Further, once the first biopsy is performed, sometimes subsequent biopsies are often few and infrequent. With insufficient volume and frequency, the rheumatologist may lose confidence in their skill, have difficulty recalling the nuances of performing the procedure, and not get a chance to improve from their experience. Additionally, attaining comfort and competence with the procedure in one joint does not necessarily translate to other joints.

The adoption of new procedures has faced similar hurdles in other specialties, including surgical specialties. In a study where 19 academic otolaryngologists were interviewed, barriers to implementing a new procedure included hesitation to communicate to patients that the procedure was new and had unknown complications, substantial learning curve, and too few indications for the new procedure. These otolaryngologists noted that in novel procedures, demonstration of improved outcomes and increased efficiency helped to bolster the implementation of the new procedure [17]. For UGSB, to lower this barrier, the first biopsy should be performed as soon as possible after the training session. Ensuring that newly learned skills are implemented quickly, and that procedure frequency is sufficient will produce more confidence and competence, which is likely to produce more widespread application of the biopsy skill. In addition, as the procedure becomes more widely used and indications expand, the barriers will lower.

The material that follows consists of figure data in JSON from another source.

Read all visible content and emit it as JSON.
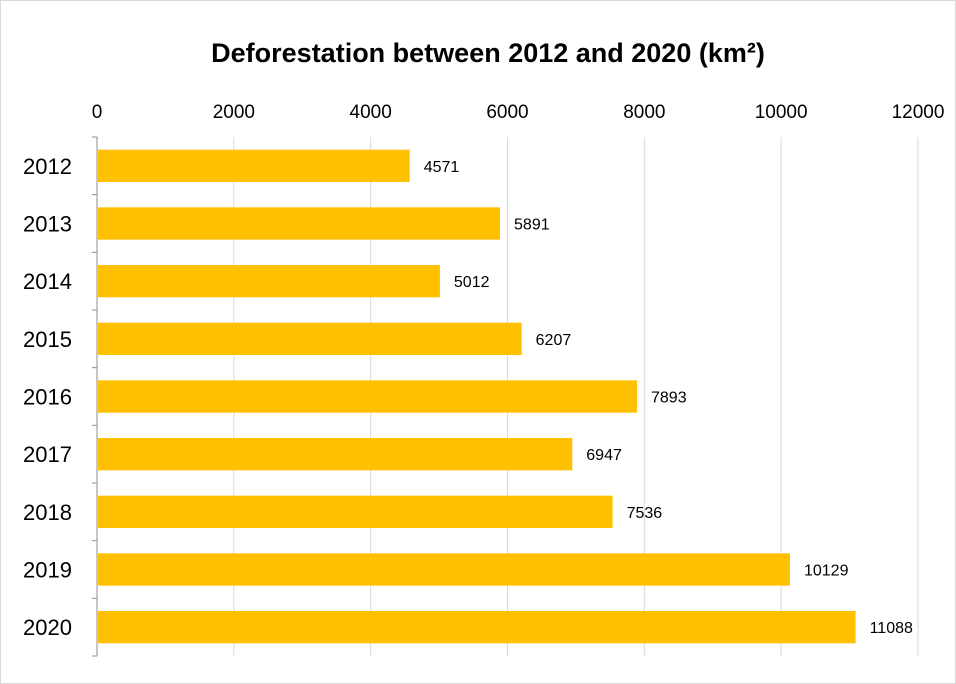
{
  "chart_data": {
    "type": "bar",
    "orientation": "horizontal",
    "title": "Deforestation between 2012 and 2020 (km²)",
    "xlabel": "",
    "ylabel": "",
    "categories": [
      "2012",
      "2013",
      "2014",
      "2015",
      "2016",
      "2017",
      "2018",
      "2019",
      "2020"
    ],
    "values": [
      4571,
      5891,
      5012,
      6207,
      7893,
      6947,
      7536,
      10129,
      11088
    ],
    "value_labels": [
      "4571",
      "5891",
      "5012",
      "6207",
      "7893",
      "6947",
      "7536",
      "10129",
      "11088"
    ],
    "xlim": [
      0,
      12000
    ],
    "x_ticks": [
      0,
      2000,
      4000,
      6000,
      8000,
      10000,
      12000
    ],
    "x_tick_labels": [
      "0",
      "2000",
      "4000",
      "6000",
      "8000",
      "10000",
      "12000"
    ],
    "x_axis_position": "top",
    "grid": true,
    "legend": "none",
    "bar_color": "#FFC000",
    "grid_color": "#d9d9d9"
  }
}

Conclusions and Looking Towards the Future

Synovial biopsy techniques and application have evolved over the past century and most rapidly in the past 25 years. Advances in device technology along with the addition of ultrasound guidance have enabled the synovial biopsy to become a well-tolerated in-office procedure. Furthermore, ultrasound guidance allowed for the acquisition of tissue from both large and small joints, which broadened the scope of its research and clinical applications.

While there are multiple barriers to the widespread adoption of USGB in the USA, these barriers can be overcome. Currently, the greatest needs include expanding the American workforce, which is competent in performing ultrasound, streamlining training in USGB, breaking down the barriers that prevent trained rheumatologists from performing their first biopsy, and developing further clinical and research applications for ultrasound-guided synovial biopsy. As UGSB is more widely used, making synovial tissue more accessible for both clinical and research applications, new frontiers may be opened in our understanding of synovial pathology and inflammatory disorders.